On July 2, 2013, the U.S. Securities and Exchange Commission ("SEC") announced the creation of two new task forces and a new analytics center that will likely lead to an increased number of investigations in matters related to potential accounting fraud and fraud in microcap stock trading. These initiatives reflect new SEC Chairman Mary Jo White's desire to refocus on accounting fraud and to commit more rigorous attention to microcap stack trading, while employing innovative strategies and new technologies to aid the staff in fraud detection and case building.

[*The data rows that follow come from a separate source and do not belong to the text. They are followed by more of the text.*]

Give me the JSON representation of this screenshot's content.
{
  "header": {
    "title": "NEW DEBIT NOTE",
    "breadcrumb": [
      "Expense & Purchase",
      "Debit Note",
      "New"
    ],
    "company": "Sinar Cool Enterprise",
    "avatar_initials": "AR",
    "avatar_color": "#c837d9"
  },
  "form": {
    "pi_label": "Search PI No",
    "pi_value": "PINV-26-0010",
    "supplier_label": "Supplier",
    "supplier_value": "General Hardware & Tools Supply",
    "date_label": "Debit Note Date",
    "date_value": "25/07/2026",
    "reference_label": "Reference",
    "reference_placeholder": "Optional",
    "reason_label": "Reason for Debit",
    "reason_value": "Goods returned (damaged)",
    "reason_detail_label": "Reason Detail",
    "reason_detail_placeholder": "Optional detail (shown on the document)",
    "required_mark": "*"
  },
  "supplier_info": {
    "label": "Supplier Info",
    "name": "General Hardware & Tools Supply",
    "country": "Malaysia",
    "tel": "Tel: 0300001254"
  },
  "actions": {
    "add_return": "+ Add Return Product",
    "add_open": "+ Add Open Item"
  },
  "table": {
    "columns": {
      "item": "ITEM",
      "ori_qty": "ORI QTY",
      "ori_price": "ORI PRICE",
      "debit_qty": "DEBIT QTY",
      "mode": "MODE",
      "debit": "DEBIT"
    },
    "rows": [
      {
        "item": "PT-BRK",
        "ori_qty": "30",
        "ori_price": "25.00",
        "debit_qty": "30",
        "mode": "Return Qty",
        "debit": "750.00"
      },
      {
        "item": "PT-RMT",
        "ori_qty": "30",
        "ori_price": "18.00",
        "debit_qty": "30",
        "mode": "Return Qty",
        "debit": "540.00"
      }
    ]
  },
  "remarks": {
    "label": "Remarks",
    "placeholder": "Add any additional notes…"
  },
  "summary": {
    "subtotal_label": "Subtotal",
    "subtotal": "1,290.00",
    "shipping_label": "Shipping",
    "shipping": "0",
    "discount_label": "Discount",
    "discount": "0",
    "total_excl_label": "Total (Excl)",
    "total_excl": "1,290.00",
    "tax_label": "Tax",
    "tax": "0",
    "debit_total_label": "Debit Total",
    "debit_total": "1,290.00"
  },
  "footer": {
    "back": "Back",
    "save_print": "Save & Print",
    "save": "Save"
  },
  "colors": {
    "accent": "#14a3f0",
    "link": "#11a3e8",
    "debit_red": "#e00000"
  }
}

Financial Reporting and Audit Task Force

The SEC’s new Financial Reporting and Audit Task Force will focus on potential violations related to the preparation of financial statements, issuer reporting and disclosures, and audit failures. This task force will conduct an on-going review of financial statement restatements and revisions, analyze industry performance trends, and use risk-based analytical tools such as the Accounting Quality Model, which assesses the degree to which registrants’ financial statements appear anomalous. The task force will also use software that analyzes the "management’s discussion and analysis" section of annual reports, where executives detail their companies’ performance and prospects.

The SEC created this task force to reverse the downward trend in the number of investigations related to accounting fraud and disclosures. In fiscal year 2012, there were 79 cases at the SEC involving accounting fraud (or approximately 11 percent of SEC enforcement actions), the fewest number of accounting fraud cases since at least 2003. From 2003 to 2005, approximately 25 percent of civil-enforcement actions filed by the SEC were related to accounting fraud and financial disclosure issues.

The creation of this task force follows recent statements by Chairman White, who said, "I think financial-statement fraud, accounting fraud has always been important to the SEC. It’s certainly an area that I’m interested in, and you’re going to see more targeted resources in that area going forward."1

Microcap Fraud Task Force

The SEC’s new Microcap Fraud Task Force will focus on potential fraud related to the issuance, marketing, and trading of microcap securities, especially the securities of companies that do not publicly report their financial results on a regular basis. Among other things, this task force will investigate the use of websites and social media by stock promoters.

Microcap stock trading has already been a focal point for the SEC to some degree. In 2010, the SEC created a Microcap Fraud Working Group. Last month, the SEC suspended trading in the securities of 61 purported shell companies that were delinquent in their public filings and seemingly no longer in business, based on analysis done by the Microcap Fraud Working Group. This new task force will not replace the Microcap Fraud Working Group, but it will instead focus exclusively on participants in the microcap stock market, such as attorneys, auditors, broker-dealers, transfer agents and other "gatekeepers," as well as traders, stock promoters and purveyors of shell companies.

Center for Risk and Quantitative Analytics

The SEC also created a Center for Risk and Quantitative Analytics to support and coordinate the SEC’s risk identification and assessment, as well as its data analytic activities on a national level.